Reputation: 563
One of my legacy PHP applications is using a PostgreSQL database with Foreign Data Wrapper. This database has a local table and two foreign servers set up (one pointing to database A, another pointing to database B).
The application uses ORM to construct SQL queries. One of the complex queries is actually joining 6 tables across the two foreign servers and also the local table. And the query just hangs forever because the those 6 tables have on average millions of records.
There are many more queries like this in the legacy app. I have configured the foreign servers to use_remote_estimate 'true'
and increase the fetch_size
but still see no drastic improvements.
I'm wondering if there are some configurations that can be done on the foreign server to optimise the query speed. Before I start rewriting the whole application to not use PHP and ORM.
Upvotes: 0
Views: 1248
Reputation: 44285
Selectivity estimation problems in FDW are very common, and can lead to plans with atrocious performance. Since you are looking for magic bullet, have you tried running ANALYZE on the foreign tables in the local server, so it can use local statistics to some come up with plans? You might want to set up a clone to test this in. ANALYZE can also make things worse, and there is no easy way to undo it once done.
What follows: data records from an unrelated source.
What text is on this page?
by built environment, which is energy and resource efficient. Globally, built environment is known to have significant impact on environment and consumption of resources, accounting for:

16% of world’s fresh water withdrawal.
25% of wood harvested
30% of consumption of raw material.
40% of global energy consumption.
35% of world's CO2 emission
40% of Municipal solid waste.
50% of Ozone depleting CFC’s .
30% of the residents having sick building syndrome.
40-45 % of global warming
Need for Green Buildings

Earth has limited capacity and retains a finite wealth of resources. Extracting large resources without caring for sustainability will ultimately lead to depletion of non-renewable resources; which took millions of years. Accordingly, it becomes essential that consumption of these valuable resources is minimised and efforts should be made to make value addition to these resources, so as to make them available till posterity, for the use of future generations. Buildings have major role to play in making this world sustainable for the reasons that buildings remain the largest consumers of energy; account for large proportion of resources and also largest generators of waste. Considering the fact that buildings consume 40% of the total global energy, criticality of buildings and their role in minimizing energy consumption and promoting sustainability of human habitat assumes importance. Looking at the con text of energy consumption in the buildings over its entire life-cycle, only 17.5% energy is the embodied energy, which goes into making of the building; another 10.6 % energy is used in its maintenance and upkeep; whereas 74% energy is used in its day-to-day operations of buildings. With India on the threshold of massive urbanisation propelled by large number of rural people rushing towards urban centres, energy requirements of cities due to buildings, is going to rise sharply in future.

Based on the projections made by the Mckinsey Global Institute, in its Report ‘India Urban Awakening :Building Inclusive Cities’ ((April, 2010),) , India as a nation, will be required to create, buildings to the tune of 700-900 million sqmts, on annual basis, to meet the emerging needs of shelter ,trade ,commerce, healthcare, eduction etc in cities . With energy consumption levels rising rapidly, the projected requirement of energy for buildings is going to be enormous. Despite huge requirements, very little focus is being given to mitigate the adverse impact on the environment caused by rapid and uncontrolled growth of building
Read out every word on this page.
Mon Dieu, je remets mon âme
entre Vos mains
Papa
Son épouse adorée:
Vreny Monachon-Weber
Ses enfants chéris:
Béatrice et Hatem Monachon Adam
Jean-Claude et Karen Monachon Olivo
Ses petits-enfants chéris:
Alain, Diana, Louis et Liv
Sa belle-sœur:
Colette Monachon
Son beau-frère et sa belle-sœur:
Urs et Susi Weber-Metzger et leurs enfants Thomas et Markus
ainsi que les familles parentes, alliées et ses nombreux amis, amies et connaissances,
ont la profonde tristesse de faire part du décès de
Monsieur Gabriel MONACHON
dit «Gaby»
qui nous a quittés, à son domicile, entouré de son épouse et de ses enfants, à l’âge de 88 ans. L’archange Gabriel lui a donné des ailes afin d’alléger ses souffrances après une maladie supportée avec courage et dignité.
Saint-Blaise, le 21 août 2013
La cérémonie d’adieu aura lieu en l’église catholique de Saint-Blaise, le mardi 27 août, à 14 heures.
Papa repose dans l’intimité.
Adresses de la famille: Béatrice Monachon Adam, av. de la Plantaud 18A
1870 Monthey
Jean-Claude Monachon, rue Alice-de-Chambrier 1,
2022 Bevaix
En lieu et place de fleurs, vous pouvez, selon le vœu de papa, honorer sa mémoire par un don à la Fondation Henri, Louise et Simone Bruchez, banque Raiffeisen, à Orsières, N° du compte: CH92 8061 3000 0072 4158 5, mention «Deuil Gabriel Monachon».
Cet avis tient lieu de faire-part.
Another step might be setting cursor_tuple_fraction to 1 (or at least much higher than the defaults) on the servers on the foreign sides. This could help if the overall query plan is sound on the local side, but the execution on the foreign sides is bad.
Barring those, you need to look at EXPLAIN (VERBOSE) and EXPLAIN (ANALYZE) of an archetypical bad query to figure out what is going on.
Before I start rewriting the whole application to not use PHP and ORM.
Why would that help? Do you already know how rewrite the queries to make them faster, you just can't get the ORM to cooperate?